Most AI discussions revolve around model capability — better reasoning, more context, higher benchmarks. But AI adoption rarely follows capability. It follows how naturally the technology fits into the workflow people are already in.
This is part of the Hidden Variables in AI Strategy series — examining the factors that determine whether AI initiatives deliver real organisational value or remain stuck in perpetual pilot.
The Bolt-On Problem
Right now, much of enterprise AI is being added as an adjacent feature. Side-pane copilots. Separate chat interfaces. Copy-paste prompts into external tools. AI becomes a wingman sitting next to the system rather than part of it.
The problem is not the model — it is the product design. Humans are fundamentally habit-driven. We rarely change our tools unless the experience itself changes. Asking someone to open a new pane, switch context, and formulate a query during a high-pressure workflow is asking them to override muscle memory. Most of the time, they will not. The feature will exist. It will not be used.
A Pattern Technology Has Seen Before
This is not unique to AI. Every transformative technology went through the same inflection: from bolt-on to built-in.
- Security adoption accelerated when it became built into operating systems — not when it remained as separate antivirus software users had to install and remember.
- Accessibility improved dramatically when it became part of core UX design standards — not when it was an afterthought patched in post-launch.
- Cloud infrastructure scaled when APIs were designed into platforms from the start — not bolted onto legacy systems after the fact.
Technology spreads fastest when it becomes native to the product architecture. Not when it becomes another tool in the toolbar.
From the Field: The Incident Resolution Experiment
I experienced this pattern directly while building an AI solution to accelerate live-site incident resolution.
Our first approach was straightforward: a conversational AI interface. On-call engineers could query system telemetry, retrieve diagnostic insights, and run analysis through a chat pane attached to the incident management tool. Technically, it worked well. The model was accurate. The latency was acceptable.
Adoption was negligible.
The Redesign
We stopped asking engineers to consult the AI. Instead, we made the AI run automatically when a ticket was created. By the time the on-call engineer opened the incident, the system had already generated context, identified impacted services, and produced a preliminary root-cause hypothesis — surfaced within the ticket interface itself. Engineers could dig deeper if they chose, but the first layer of analysis was already there. Engagement increased multiple-fold. Not because the model improved. Because the product design changed.
The engineers did not adopt the AI because it got smarter. They adopted it because it stopped requiring them to do anything differently. It was simply there when they opened the ticket.
Capability attracts attention. Native integration within product design drives adoption.
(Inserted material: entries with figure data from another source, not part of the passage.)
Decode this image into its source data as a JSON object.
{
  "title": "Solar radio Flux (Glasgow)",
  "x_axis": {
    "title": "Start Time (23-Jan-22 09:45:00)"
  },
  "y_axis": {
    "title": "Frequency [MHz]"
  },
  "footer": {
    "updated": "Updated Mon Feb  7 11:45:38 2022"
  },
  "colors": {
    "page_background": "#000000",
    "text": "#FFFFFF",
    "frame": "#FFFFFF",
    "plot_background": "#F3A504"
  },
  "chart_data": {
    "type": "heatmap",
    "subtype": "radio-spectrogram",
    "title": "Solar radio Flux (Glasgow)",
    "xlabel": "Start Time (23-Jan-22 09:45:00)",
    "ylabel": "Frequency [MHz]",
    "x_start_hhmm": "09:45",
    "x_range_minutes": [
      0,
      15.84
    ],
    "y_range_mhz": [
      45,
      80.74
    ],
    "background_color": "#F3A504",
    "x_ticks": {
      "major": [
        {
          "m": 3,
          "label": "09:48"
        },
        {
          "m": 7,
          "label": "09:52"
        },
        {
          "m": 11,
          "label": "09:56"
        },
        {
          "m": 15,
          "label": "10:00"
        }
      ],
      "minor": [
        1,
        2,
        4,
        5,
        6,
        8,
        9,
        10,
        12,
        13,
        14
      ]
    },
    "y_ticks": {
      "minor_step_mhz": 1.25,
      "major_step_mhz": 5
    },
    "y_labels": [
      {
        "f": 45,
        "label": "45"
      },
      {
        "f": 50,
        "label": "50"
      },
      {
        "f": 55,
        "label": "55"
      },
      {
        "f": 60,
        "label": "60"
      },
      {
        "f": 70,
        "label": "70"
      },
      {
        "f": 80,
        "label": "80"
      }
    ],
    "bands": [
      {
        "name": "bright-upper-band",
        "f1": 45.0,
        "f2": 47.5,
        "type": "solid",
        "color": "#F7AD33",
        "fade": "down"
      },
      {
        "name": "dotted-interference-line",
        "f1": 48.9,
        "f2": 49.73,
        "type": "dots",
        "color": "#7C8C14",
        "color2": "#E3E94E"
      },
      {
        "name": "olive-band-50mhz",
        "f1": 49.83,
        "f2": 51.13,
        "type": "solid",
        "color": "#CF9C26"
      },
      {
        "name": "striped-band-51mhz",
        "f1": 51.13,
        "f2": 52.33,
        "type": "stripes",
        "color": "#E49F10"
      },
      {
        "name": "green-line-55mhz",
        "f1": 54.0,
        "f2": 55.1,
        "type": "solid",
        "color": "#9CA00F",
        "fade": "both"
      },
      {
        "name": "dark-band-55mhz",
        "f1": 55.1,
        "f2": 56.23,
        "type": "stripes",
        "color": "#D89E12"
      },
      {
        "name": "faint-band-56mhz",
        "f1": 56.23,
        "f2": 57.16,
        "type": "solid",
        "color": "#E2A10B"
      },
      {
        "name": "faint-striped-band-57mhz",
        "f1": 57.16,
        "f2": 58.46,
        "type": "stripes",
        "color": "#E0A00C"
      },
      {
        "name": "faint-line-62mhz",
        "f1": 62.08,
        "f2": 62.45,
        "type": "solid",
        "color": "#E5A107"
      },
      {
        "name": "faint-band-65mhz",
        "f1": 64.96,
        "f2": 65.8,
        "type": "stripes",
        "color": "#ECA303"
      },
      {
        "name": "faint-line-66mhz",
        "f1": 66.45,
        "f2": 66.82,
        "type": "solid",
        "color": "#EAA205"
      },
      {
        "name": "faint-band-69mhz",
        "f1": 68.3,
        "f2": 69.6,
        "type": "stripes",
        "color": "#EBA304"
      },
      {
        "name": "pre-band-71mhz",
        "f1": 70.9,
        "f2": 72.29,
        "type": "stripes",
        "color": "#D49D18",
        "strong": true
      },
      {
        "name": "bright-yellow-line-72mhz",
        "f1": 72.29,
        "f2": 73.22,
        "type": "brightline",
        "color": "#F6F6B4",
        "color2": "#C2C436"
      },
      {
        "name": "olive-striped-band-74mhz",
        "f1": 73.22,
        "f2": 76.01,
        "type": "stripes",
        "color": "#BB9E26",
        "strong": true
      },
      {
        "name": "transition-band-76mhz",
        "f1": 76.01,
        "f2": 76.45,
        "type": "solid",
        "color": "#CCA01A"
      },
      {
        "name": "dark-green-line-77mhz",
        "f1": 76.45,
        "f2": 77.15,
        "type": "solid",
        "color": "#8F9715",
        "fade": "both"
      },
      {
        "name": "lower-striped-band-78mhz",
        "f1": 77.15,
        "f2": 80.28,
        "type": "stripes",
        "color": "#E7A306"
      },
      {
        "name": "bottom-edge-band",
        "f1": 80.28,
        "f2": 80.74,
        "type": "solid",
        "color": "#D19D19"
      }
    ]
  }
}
Three Questions Every AI Initiative Should Answer
Before asking whether a model is good enough, ask whether the integration is designed for adoption. Here are the three tests:
1. Is AI embedded natively in the product?
Does the user have to leave their current interface or open a new tool to access AI? If yes, you have a bolt-on. Bolt-ons rarely scale. The goal is to make AI invisible — already running within the flow the user is already in.
2. Does it preserve existing user habits?
Any friction introduced in a new workflow is a reason not to adopt. The most successful product integrations do not require users to learn new patterns — they make existing patterns easier. If your AI integration requires behaviour change, expect resistance proportional to the change required.
3. Does it remove steps rather than introduce them?
This is the clearest signal of whether an AI feature is additive or transformative. Count the steps in the workflow before and after. If the number goes up, the AI is adding cognitive load, not reducing it. The best integrations make users faster at what they were already doing — not better at a new skill they must acquire.
The Bottom Line
The real shift in AI adoption will not come from smarter models. It will come when products are designed AI-native from the ground up — where intelligence is a property of the workflow, not a feature attached to it.
Capability attracts attention. But it is product design that converts attention into adoption. And adoption is the only thing that determines whether AI delivers real organisational value.
Disclaimer: The views expressed are those of the author and are for informational purposes only. They do not constitute financial, legal, or investment advice.